V. La mort de Tristan est le clou de toute la production. Dans la version de Paris, on voit sur scène Tristan enveloppé dans un suaire étendu sur une couche. Sur l'écran on voit exactement la même chose, comme si le même personnage était présent simultanément en deux endroits distincts. Mais lorsque Isolde commence son chant, le personnage en chair et en os sur scène disparaît et laisse place à son double immateriel, projeté sur l'écran. Et peu à peu, par un processus opposé à celui de la transformation du paquet d'ondes immatériel en particule dense materielle, le corps vibre, est traversé par des bulles d'air qui traversent son suaire, qui le soulèvent, le dématérialise. Tristan devenu vibration sonore, se fond dans le cosmos et s'élève pour disparaître hors champ. Ainsi se justifie le format inusité vertical de l'écran.

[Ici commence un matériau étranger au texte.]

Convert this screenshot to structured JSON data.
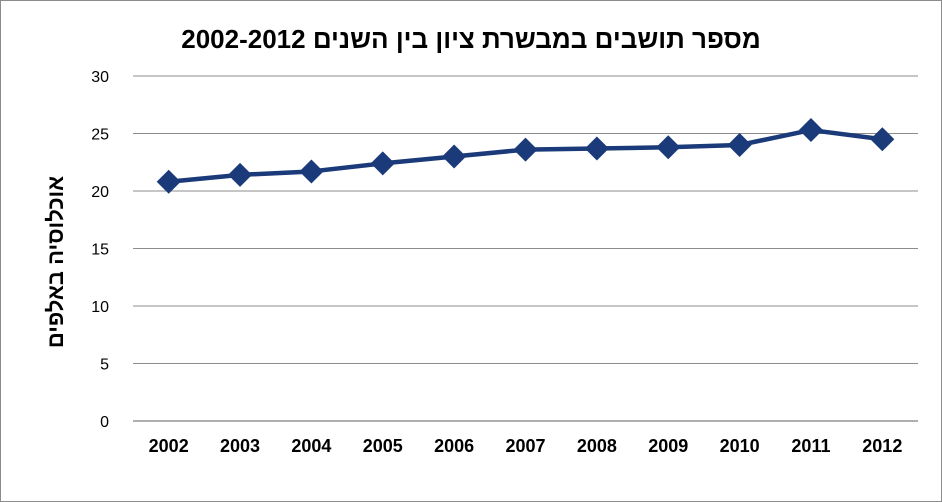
{
  "chart_data": {
    "type": "line",
    "title": "מספר תושבים במבשרת ציון בין השנים  2002-2012",
    "xlabel": "",
    "ylabel": "אוכלוסיה באלפים",
    "categories": [
      "2002",
      "2003",
      "2004",
      "2005",
      "2006",
      "2007",
      "2008",
      "2009",
      "2010",
      "2011",
      "2012"
    ],
    "series": [
      {
        "values": [
          20.8,
          21.4,
          21.7,
          22.4,
          23.0,
          23.6,
          23.7,
          23.8,
          24.0,
          25.3,
          24.5
        ]
      }
    ],
    "ylim": [
      0,
      30
    ],
    "yticks": [
      0,
      5,
      10,
      15,
      20,
      25,
      30
    ],
    "grid": true,
    "legend": "none",
    "colors": {
      "line": "#1a3a7a",
      "marker": "#1a3a7a",
      "grid": "#8c8c8c",
      "axis": "#7f7f7f"
    }
  }
}
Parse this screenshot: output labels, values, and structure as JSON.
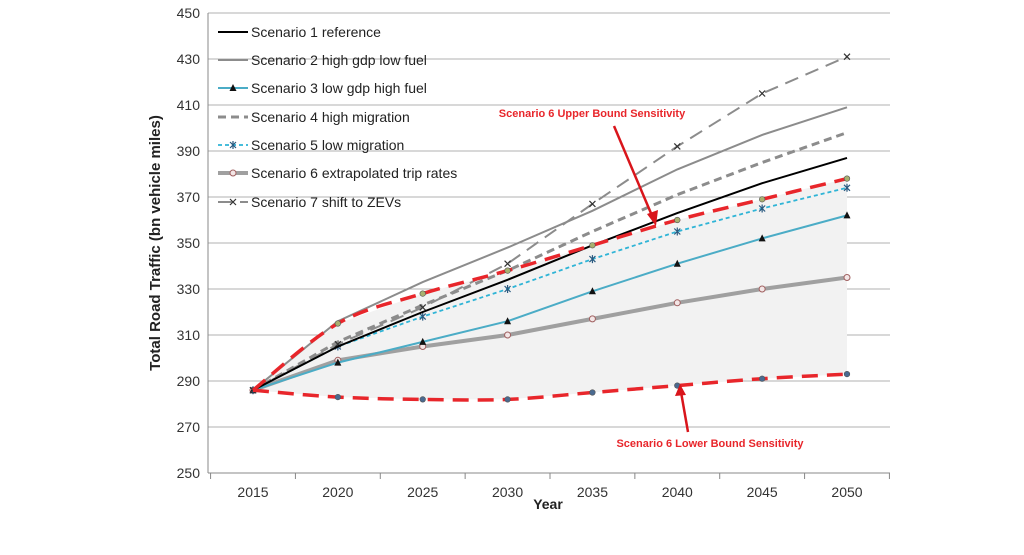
{
  "chart_data": {
    "type": "line",
    "title": "",
    "xlabel": "Year",
    "ylabel": "Total Road Traffic  (bn vehicle miles)",
    "x": [
      2015,
      2020,
      2025,
      2030,
      2035,
      2040,
      2045,
      2050
    ],
    "ylim": [
      250,
      450
    ],
    "yticks": [
      250,
      270,
      290,
      310,
      330,
      350,
      370,
      390,
      410,
      430,
      450
    ],
    "grid": "horizontal",
    "legend": "top-left",
    "series": [
      {
        "name": "Scenario 1 reference",
        "color": "#000000",
        "style": "solid",
        "marker": "none",
        "values": [
          286,
          305,
          320,
          334,
          349,
          363,
          376,
          387
        ]
      },
      {
        "name": "Scenario 2 high gdp low fuel",
        "color": "#8c8c8c",
        "style": "solid",
        "marker": "none",
        "values": [
          286,
          316,
          333,
          348,
          364,
          382,
          397,
          409
        ]
      },
      {
        "name": "Scenario 3 low gdp high fuel",
        "color": "#4bacc6",
        "style": "solid",
        "marker": "triangle",
        "values": [
          286,
          298,
          307,
          316,
          329,
          341,
          352,
          362
        ]
      },
      {
        "name": "Scenario 4 high migration",
        "color": "#8c8c8c",
        "style": "dash",
        "marker": "none",
        "values": [
          286,
          307,
          323,
          338,
          355,
          371,
          385,
          398
        ]
      },
      {
        "name": "Scenario 5 low migration",
        "color": "#2fb4d6",
        "style": "shortdash",
        "marker": "star",
        "values": [
          286,
          305,
          318,
          330,
          343,
          355,
          365,
          374
        ]
      },
      {
        "name": "Scenario 6 extrapolated trip rates",
        "color": "#a0a0a0",
        "style": "thick",
        "marker": "circle",
        "values": [
          286,
          299,
          305,
          310,
          317,
          324,
          330,
          335
        ]
      },
      {
        "name": "Scenario 7 shift to ZEVs",
        "color": "#8c8c8c",
        "style": "longdash",
        "marker": "x",
        "values": [
          286,
          306,
          322,
          341,
          367,
          392,
          415,
          431
        ]
      }
    ],
    "bounds": {
      "upper": {
        "values": [
          286,
          315,
          328,
          338,
          349,
          360,
          369,
          378
        ],
        "color": "#e8262b"
      },
      "lower": {
        "values": [
          286,
          283,
          282,
          282,
          285,
          288,
          291,
          293
        ],
        "color": "#e8262b"
      }
    },
    "annotations": {
      "upper": "Scenario 6 Upper Bound Sensitivity",
      "lower": "Scenario 6 Lower Bound Sensitivity"
    }
  }
}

Bill Viola m'a beaucoup parlé de l'importance de l'opposition bas -haut, qui oriente le rectangle de l'écran et explique sa verticalité. Il confirme l'interprétation quantique de Marina Fédier. C'est exactement à cela qu'il faisait allusion dans cette fin. Viola ajoute que contrairement à Romeo et Juliette, Tristan n'est pas une tragédie, c'est l'histoire d'une transformation, de la fusion avec le soi. Et c'est ainsi que tout à fait à la fin, à son tour Isolde surgit de la mer sans plage, elle est projetée vers le haut, ayant franchi l'initiation de l'eau vive et rejoint Tristan vers les hauteurs.